Why was I listening to Jaddan Bai and Raga Durga on a day when the world around me was celebrating Holi with colours or partaking of that delightful brew called bhang? (Nazir Akbarabadi, often regarded as Ghalib’s peer, wrote some fabulous verses on Holi and bhang.) The fact is that I was looking for the family tree of Sanjay Dutt, the bad movie actor with a good heart who was recently handed a five-year prison term for his alleged involvement in the 1993 bomb attacks in Mumbai. He was found with a banned gun and perhaps a pistol, which he apparently got from shady friends belonging to Mumbai’s Muslim underworld.
Sanjay Dutt has Muslim and Hindu blood in him, if blood can be assigned that description at all. His mother was the 1950s movie star Nargis, whose mother was Jaddan Bai. As jumbled as any DNA can get, Jaddan Bai had three children from different men, two Hindus and a Muslim. Sanjay’s mother Nargis had a Hindu father, the only one who married Jaddan Bai. Sanjay’s father Sunil Dutt was a Husaini Brahmin. Legend has it that Husaini Brahmins fought in the battle of Karbala against the forces of Yazid. Whatever be the truth about the evolution of his religious heritage, Sanjay Dutt responded to the violence against Muslims in January 1993 in Mumbai with the helplessness increasingly identified with Indian Muslims. That moment of intense helplessness is being scrupulously shunned and underplayed as the media takes sides on whether he deserves to be pardoned.

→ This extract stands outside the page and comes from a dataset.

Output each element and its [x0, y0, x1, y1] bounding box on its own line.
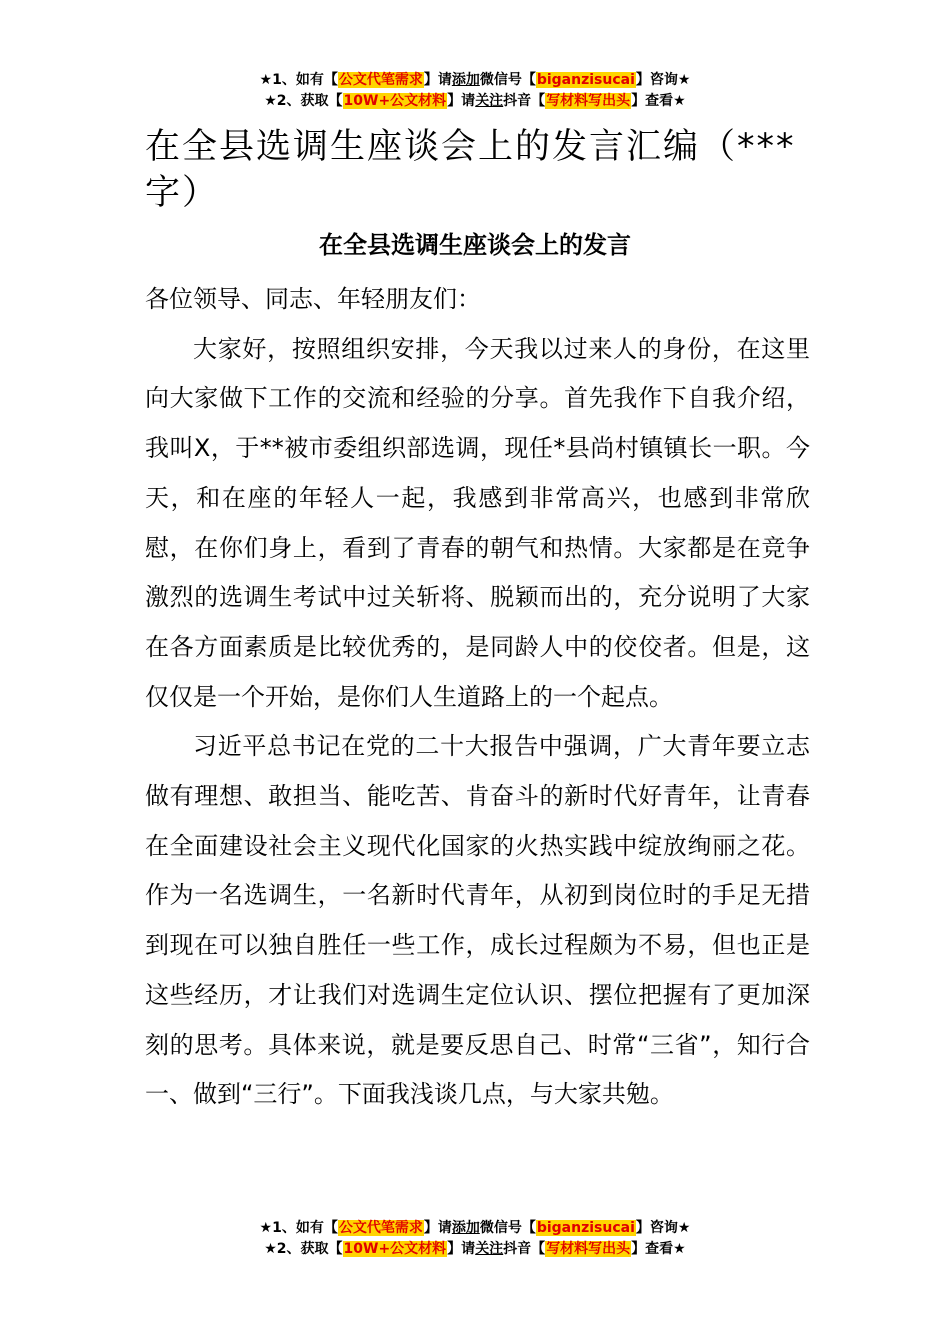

The actor’s DNA has much to commend him. It could only happen in India that the most iconic Holi song was written by Shakeel Badayuni, composed by Naushad and sung by Shamshad Begum, three Muslim legends. And it was filmed on Nargis in a landmark role that cast her as Mother India. What religion was hers? “Holi ayee re Kanhaee, rang chhalke, suna de zara bansuri.” It was an anguished appeal to Krishna from his sweethearts not to stop playing his magic flute. Sanjay Dutt’s tragedy and Jaddan Bai’s syncretic legacy are tied to the fading notes of that song.
The writer is Dawn’s correspondent in Delhi.